Volta Cinematograph
Volta Cinematograph

Volta Cinematograph

The Volta Electric Theatre (later renamed the Lyceum Picture Theatre) was a film theatre in Dublin and was Ireland’s first dedicated cinema. The site at 45 Mary Street was later demolished and is occupied today by a department store.

In the early 1900s, demand for moving pictures was fierce and cinemas were springing up all over the world. After visiting Trieste, the writer James Joyce was determined to bring a cinema to Ireland, so after receiving the backing of his Italian friends, he set up the Cinematograph Volta on Mary Street. It opened its doors on 20 December 1909. The opening night featured an eclectic program, with the comedy Devilled Crab, the mystery Bewitched Castle, La Pourponièrre, The First Paris Orphanage, and The Tragedy of Beatrice Cency. A popular actor was Charlie Chaplin.
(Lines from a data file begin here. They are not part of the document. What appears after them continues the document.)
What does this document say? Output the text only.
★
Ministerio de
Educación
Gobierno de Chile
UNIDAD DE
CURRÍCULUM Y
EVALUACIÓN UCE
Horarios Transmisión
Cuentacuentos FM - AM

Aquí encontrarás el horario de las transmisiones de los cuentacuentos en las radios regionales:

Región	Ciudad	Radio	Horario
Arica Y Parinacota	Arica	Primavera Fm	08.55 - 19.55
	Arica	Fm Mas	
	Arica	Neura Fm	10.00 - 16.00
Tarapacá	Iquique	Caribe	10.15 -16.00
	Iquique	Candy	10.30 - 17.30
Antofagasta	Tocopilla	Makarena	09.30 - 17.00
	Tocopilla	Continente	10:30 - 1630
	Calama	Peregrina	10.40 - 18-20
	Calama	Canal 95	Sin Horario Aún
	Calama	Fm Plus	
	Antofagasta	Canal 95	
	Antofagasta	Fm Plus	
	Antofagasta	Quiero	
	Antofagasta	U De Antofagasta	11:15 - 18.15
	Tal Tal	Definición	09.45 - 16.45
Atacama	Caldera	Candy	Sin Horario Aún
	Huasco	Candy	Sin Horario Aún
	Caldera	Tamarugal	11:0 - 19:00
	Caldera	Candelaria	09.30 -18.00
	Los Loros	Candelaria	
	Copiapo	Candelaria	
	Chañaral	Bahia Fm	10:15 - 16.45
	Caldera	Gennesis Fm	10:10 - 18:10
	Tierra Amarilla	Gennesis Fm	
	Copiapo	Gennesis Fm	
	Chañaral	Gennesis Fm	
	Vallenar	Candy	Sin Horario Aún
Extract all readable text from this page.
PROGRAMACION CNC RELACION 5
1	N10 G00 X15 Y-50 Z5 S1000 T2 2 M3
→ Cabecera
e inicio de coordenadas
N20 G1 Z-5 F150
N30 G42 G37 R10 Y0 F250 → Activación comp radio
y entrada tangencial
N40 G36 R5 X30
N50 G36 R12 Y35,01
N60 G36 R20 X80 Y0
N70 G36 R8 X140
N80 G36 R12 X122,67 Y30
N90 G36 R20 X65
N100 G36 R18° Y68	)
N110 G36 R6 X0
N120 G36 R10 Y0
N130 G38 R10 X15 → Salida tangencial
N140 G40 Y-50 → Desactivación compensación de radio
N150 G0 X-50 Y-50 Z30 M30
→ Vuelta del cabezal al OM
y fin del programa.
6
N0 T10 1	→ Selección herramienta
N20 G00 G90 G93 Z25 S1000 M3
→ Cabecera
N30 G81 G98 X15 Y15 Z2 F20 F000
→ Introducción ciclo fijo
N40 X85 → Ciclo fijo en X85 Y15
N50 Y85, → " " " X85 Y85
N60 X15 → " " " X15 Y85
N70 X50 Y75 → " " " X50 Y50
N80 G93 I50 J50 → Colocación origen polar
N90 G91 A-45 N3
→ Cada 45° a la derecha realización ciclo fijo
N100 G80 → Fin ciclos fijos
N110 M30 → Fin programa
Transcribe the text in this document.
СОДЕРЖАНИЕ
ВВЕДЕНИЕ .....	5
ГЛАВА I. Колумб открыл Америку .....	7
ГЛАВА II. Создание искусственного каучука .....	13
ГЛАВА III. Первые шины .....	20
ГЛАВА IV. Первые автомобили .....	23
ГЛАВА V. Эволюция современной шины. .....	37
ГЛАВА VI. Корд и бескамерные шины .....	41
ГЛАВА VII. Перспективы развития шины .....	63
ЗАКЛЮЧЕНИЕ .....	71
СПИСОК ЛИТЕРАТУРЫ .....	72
Joyce soon became disillusioned with the venture, as the cinema mainly showed films from Europe and Italy, which were largely shunned by Dubliners at the time. After seven months, Joyce withdrew his involvement and the cinema was sold to the British Provincial Cinema Company. The cinema stayed open until 1919.

In 1921, it was reopened as the Lyceum Picture Theatre following alterations which increased seating from 420 to 600. In the 1940s, Capitol and Allied Theatres Ltd. acquired the cinema, however, it closed its doors for the last time in 1948. Although it survived almost 40 years, the cinema was rarely successful.

Penneys bought the building along with adjacent shops and built a department store on the demolished site. For many years the site of Ireland’s first cinema was unknown to many as there was no plaque to commemorate it. However, on 12 June 2007, a plaque was unveiled on the original site marking the significance of 45 Mary Street.